All along we have discussed numerous times whether or not Bella is ready for the bite, ready to step into the darkness. I think it is equally important to think about whether or not Edward
is ready for the bite. We all know that physically he is capable, but it gets less clear emotionally. Is he capable to see Bella suffer for three days of continual pain after they cherish that one, ultimate, intimate moment? Can he freely and without any hesitations/excuses to take the necessary actions to change Bella? Or is he counting on a life/death situation to occur to make his decision easier?

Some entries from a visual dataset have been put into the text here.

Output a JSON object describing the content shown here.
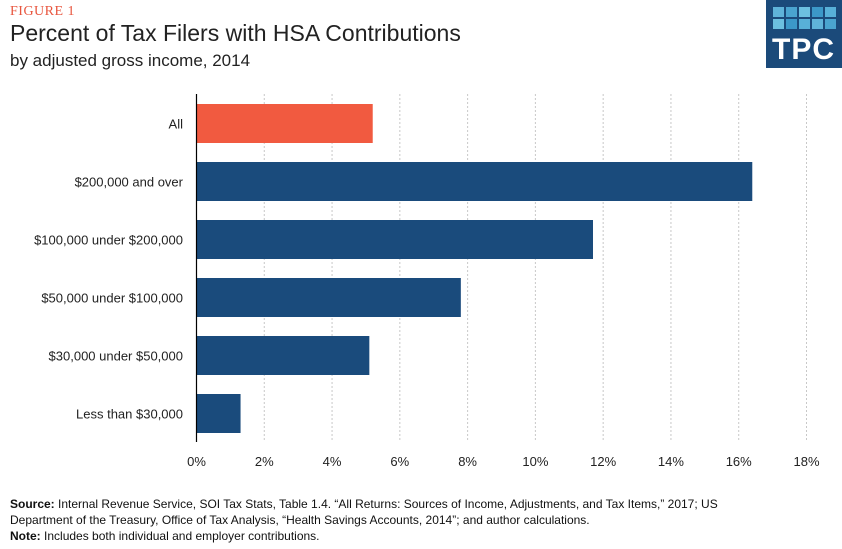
{
  "header": {
    "figure_label": "FIGURE 1",
    "title": "Percent of Tax Filers with HSA Contributions",
    "subtitle": "by adjusted gross income, 2014",
    "logo_text": "TPC"
  },
  "chart_data": {
    "type": "bar",
    "orientation": "horizontal",
    "categories": [
      "All",
      "$200,000 and over",
      "$100,000 under $200,000",
      "$50,000 under $100,000",
      "$30,000 under $50,000",
      "Less than $30,000"
    ],
    "values": [
      5.2,
      16.4,
      11.7,
      7.8,
      5.1,
      1.3
    ],
    "colors": [
      "#f15a40",
      "#1a4b7c",
      "#1a4b7c",
      "#1a4b7c",
      "#1a4b7c",
      "#1a4b7c"
    ],
    "xlim": [
      0,
      18
    ],
    "x_ticks": [
      "0%",
      "2%",
      "4%",
      "6%",
      "8%",
      "10%",
      "12%",
      "14%",
      "16%",
      "18%"
    ],
    "grid": "vertical dotted",
    "xlabel": "",
    "ylabel": ""
  },
  "footer": {
    "source_label": "Source:",
    "source_line1": "Internal Revenue Service, SOI Tax Stats, Table 1.4. “All Returns: Sources of Income, Adjustments, and Tax Items,” 2017; US",
    "source_line2": "Department of the Treasury, Office of Tax Analysis, “Health Savings Accounts, 2014”; and author calculations.",
    "note_label": "Note:",
    "note_text": "Includes both individual and employer contributions."
  }
}
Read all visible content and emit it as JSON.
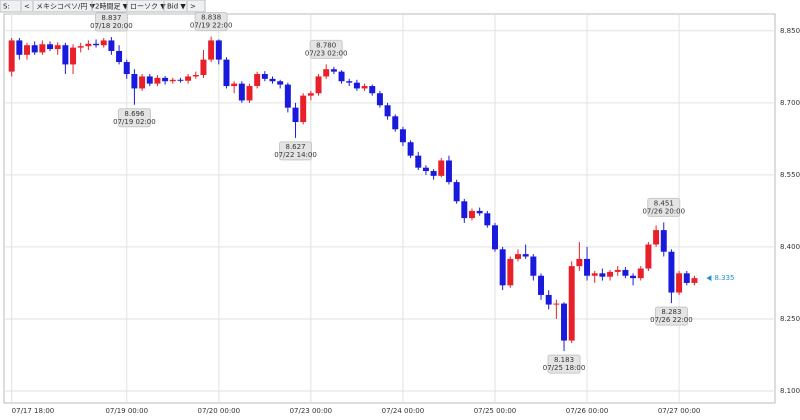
{
  "toolbar": {
    "items": [
      "S:",
      "<",
      "メキシコペソ/円 ▼",
      "2時間足 ▼",
      "ローソク ▼",
      "Bid ▼",
      ">"
    ]
  },
  "chart_data": {
    "type": "candlestick",
    "up_color": "#e8202a",
    "down_color": "#1a1adc",
    "grid": true,
    "ohlc": [
      [
        8.765,
        8.835,
        8.755,
        8.83
      ],
      [
        8.83,
        8.835,
        8.79,
        8.8
      ],
      [
        8.8,
        8.825,
        8.79,
        8.82
      ],
      [
        8.82,
        8.828,
        8.8,
        8.805
      ],
      [
        8.805,
        8.83,
        8.8,
        8.822
      ],
      [
        8.822,
        8.828,
        8.808,
        8.812
      ],
      [
        8.812,
        8.826,
        8.8,
        8.82
      ],
      [
        8.82,
        8.825,
        8.76,
        8.78
      ],
      [
        8.78,
        8.822,
        8.76,
        8.815
      ],
      [
        8.815,
        8.825,
        8.805,
        8.818
      ],
      [
        8.818,
        8.83,
        8.81,
        8.823
      ],
      [
        8.823,
        8.832,
        8.815,
        8.82
      ],
      [
        8.82,
        8.835,
        8.815,
        8.83
      ],
      [
        8.83,
        8.837,
        8.8,
        8.808
      ],
      [
        8.808,
        8.82,
        8.78,
        8.785
      ],
      [
        8.785,
        8.79,
        8.75,
        8.76
      ],
      [
        8.76,
        8.77,
        8.696,
        8.73
      ],
      [
        8.73,
        8.76,
        8.725,
        8.755
      ],
      [
        8.755,
        8.76,
        8.735,
        8.74
      ],
      [
        8.74,
        8.758,
        8.735,
        8.752
      ],
      [
        8.752,
        8.756,
        8.738,
        8.745
      ],
      [
        8.745,
        8.752,
        8.74,
        8.748
      ],
      [
        8.748,
        8.752,
        8.742,
        8.746
      ],
      [
        8.746,
        8.76,
        8.74,
        8.755
      ],
      [
        8.755,
        8.765,
        8.75,
        8.758
      ],
      [
        8.758,
        8.81,
        8.752,
        8.79
      ],
      [
        8.79,
        8.838,
        8.785,
        8.83
      ],
      [
        8.83,
        8.832,
        8.78,
        8.79
      ],
      [
        8.79,
        8.795,
        8.73,
        8.735
      ],
      [
        8.735,
        8.745,
        8.72,
        8.74
      ],
      [
        8.74,
        8.745,
        8.7,
        8.705
      ],
      [
        8.705,
        8.74,
        8.7,
        8.735
      ],
      [
        8.735,
        8.765,
        8.73,
        8.76
      ],
      [
        8.76,
        8.766,
        8.745,
        8.75
      ],
      [
        8.75,
        8.755,
        8.74,
        8.745
      ],
      [
        8.745,
        8.748,
        8.73,
        8.738
      ],
      [
        8.738,
        8.742,
        8.68,
        8.69
      ],
      [
        8.69,
        8.7,
        8.627,
        8.66
      ],
      [
        8.66,
        8.72,
        8.655,
        8.715
      ],
      [
        8.715,
        8.725,
        8.705,
        8.72
      ],
      [
        8.72,
        8.76,
        8.715,
        8.755
      ],
      [
        8.755,
        8.78,
        8.75,
        8.77
      ],
      [
        8.77,
        8.775,
        8.76,
        8.765
      ],
      [
        8.765,
        8.768,
        8.74,
        8.745
      ],
      [
        8.745,
        8.75,
        8.735,
        8.742
      ],
      [
        8.742,
        8.748,
        8.725,
        8.73
      ],
      [
        8.73,
        8.74,
        8.725,
        8.735
      ],
      [
        8.735,
        8.738,
        8.715,
        8.72
      ],
      [
        8.72,
        8.725,
        8.69,
        8.695
      ],
      [
        8.695,
        8.7,
        8.665,
        8.672
      ],
      [
        8.672,
        8.676,
        8.64,
        8.645
      ],
      [
        8.645,
        8.65,
        8.61,
        8.618
      ],
      [
        8.618,
        8.622,
        8.585,
        8.59
      ],
      [
        8.59,
        8.598,
        8.56,
        8.565
      ],
      [
        8.565,
        8.57,
        8.55,
        8.558
      ],
      [
        8.558,
        8.562,
        8.54,
        8.548
      ],
      [
        8.548,
        8.585,
        8.545,
        8.58
      ],
      [
        8.58,
        8.59,
        8.53,
        8.535
      ],
      [
        8.535,
        8.54,
        8.49,
        8.495
      ],
      [
        8.495,
        8.5,
        8.45,
        8.46
      ],
      [
        8.46,
        8.48,
        8.455,
        8.475
      ],
      [
        8.475,
        8.482,
        8.465,
        8.47
      ],
      [
        8.47,
        8.475,
        8.44,
        8.445
      ],
      [
        8.445,
        8.45,
        8.39,
        8.395
      ],
      [
        8.395,
        8.4,
        8.31,
        8.32
      ],
      [
        8.32,
        8.38,
        8.315,
        8.375
      ],
      [
        8.375,
        8.395,
        8.37,
        8.385
      ],
      [
        8.385,
        8.405,
        8.375,
        8.38
      ],
      [
        8.38,
        8.385,
        8.33,
        8.34
      ],
      [
        8.34,
        8.345,
        8.29,
        8.3
      ],
      [
        8.3,
        8.31,
        8.27,
        8.28
      ],
      [
        8.28,
        8.29,
        8.25,
        8.282
      ],
      [
        8.282,
        8.285,
        8.183,
        8.205
      ],
      [
        8.205,
        8.37,
        8.2,
        8.36
      ],
      [
        8.36,
        8.41,
        8.35,
        8.375
      ],
      [
        8.375,
        8.4,
        8.33,
        8.34
      ],
      [
        8.34,
        8.35,
        8.325,
        8.345
      ],
      [
        8.345,
        8.355,
        8.33,
        8.338
      ],
      [
        8.338,
        8.352,
        8.33,
        8.348
      ],
      [
        8.348,
        8.36,
        8.34,
        8.352
      ],
      [
        8.352,
        8.358,
        8.335,
        8.34
      ],
      [
        8.34,
        8.345,
        8.32,
        8.335
      ],
      [
        8.335,
        8.36,
        8.33,
        8.355
      ],
      [
        8.355,
        8.41,
        8.35,
        8.405
      ],
      [
        8.405,
        8.445,
        8.4,
        8.435
      ],
      [
        8.435,
        8.451,
        8.38,
        8.39
      ],
      [
        8.39,
        8.395,
        8.283,
        8.305
      ],
      [
        8.305,
        8.35,
        8.3,
        8.345
      ],
      [
        8.345,
        8.35,
        8.32,
        8.325
      ],
      [
        8.325,
        8.34,
        8.32,
        8.335
      ]
    ],
    "ylim": [
      8.075,
      8.885
    ],
    "yticks": [
      {
        "value": 8.1,
        "label": "8.100"
      },
      {
        "value": 8.25,
        "label": "8.250"
      },
      {
        "value": 8.4,
        "label": "8.400"
      },
      {
        "value": 8.55,
        "label": "8.550"
      },
      {
        "value": 8.7,
        "label": "8.700"
      },
      {
        "value": 8.85,
        "label": "8.850"
      }
    ],
    "xlim": [
      -1,
      99.5
    ],
    "xticks": [
      {
        "value": 0,
        "label": "07/17 18:00"
      },
      {
        "value": 15,
        "label": "07/19 00:00"
      },
      {
        "value": 27,
        "label": "07/20 00:00"
      },
      {
        "value": 39,
        "label": "07/23 00:00"
      },
      {
        "value": 51,
        "label": "07/24 00:00"
      },
      {
        "value": 63,
        "label": "07/25 00:00"
      },
      {
        "value": 75,
        "label": "07/26 00:00"
      },
      {
        "value": 87,
        "label": "07/27 00:00"
      }
    ],
    "annotations": [
      {
        "kind": "high",
        "price": 8.837,
        "time": "07/18 20:00"
      },
      {
        "kind": "high",
        "price": 8.838,
        "time": "07/19 22:00"
      },
      {
        "kind": "high",
        "price": 8.78,
        "label": "8.780",
        "time": "07/23 02:00"
      },
      {
        "kind": "high",
        "price": 8.451,
        "time": "07/26 20:00"
      },
      {
        "kind": "low",
        "price": 8.696,
        "time": "07/19 02:00"
      },
      {
        "kind": "low",
        "price": 8.627,
        "time": "07/22 14:00"
      },
      {
        "kind": "low",
        "price": 8.183,
        "time": "07/25 18:00"
      },
      {
        "kind": "low",
        "price": 8.283,
        "time": "07/26 22:00"
      }
    ],
    "last_price": 8.335,
    "last_price_color": "#1e90d8"
  }
}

It has been my observation that as the series progresses that Edward becomes more human in the context of his emotions. He has become over-protective, able to express his love for Bella, and finally accept that he has become jealous of Jake. All of these stages of emotions are due to his relationship with Bella. Perhaps he fears that he will miss his human side if Bella is changed. Throughout the series, I have always felt a nagging feeling that Edward is not being completely honest with Bella about the vampire lifestyle-whether it is the minute details of the thirst or his connection with Tanya or perhaps it is so hideous that he fears that Bella would be so repelled by it and leave him. It maybe due my over-analysis of Edward's character that makes me thinks this. After all, I am obsessed about the boy.
'Stephenie's books are fundamentally sunny in outlook and tone; there's never any serious doubt whether light will win out over the darkness. (In fact her villains are so unalarming as to be almost unsuccessful). The drama and conflict, as has been often pointed out here, is a character-oriented conflict between good and good: well-meaning, essentially blameless people caught in the net of an impossible situation.'
I find this observation very interesting and acute. If Bella is transformed, she no longer retains her label as the heroine of the story, but rather her role becomes less clear. Again I may be in the minority that views the Cullens to walk the thin line between hero and villain and find them horrifying at times. Yes, they don't kill people, but they did (and for most of them, they killed a lot) in their past life. Yes, they are trying to blend in the human life, but they do so by cheating, lying, and other ways to not draw attention. It makes me cringe to imagine Carlisle working in a hospital, which very ironic-death nursing life, because he has the ability to kill everyone in the hospital. I even find Carlisle, the purest of the Cullens, to be horrifying in his decision to expand his family and not stopping Edward from going through his rebellious years. I wonder if Carlisle had stopped Edward, would Edward still be in an existential crisis.
Note: I'm not debating whether or not the Cullens are moral/immoral. If you are interested in this topic, please go to the Philosophy Thread where it has been discussed numerous times. I just wanted to point out how difficult it is to place the Cullens in a black/white or good/evil paradigm.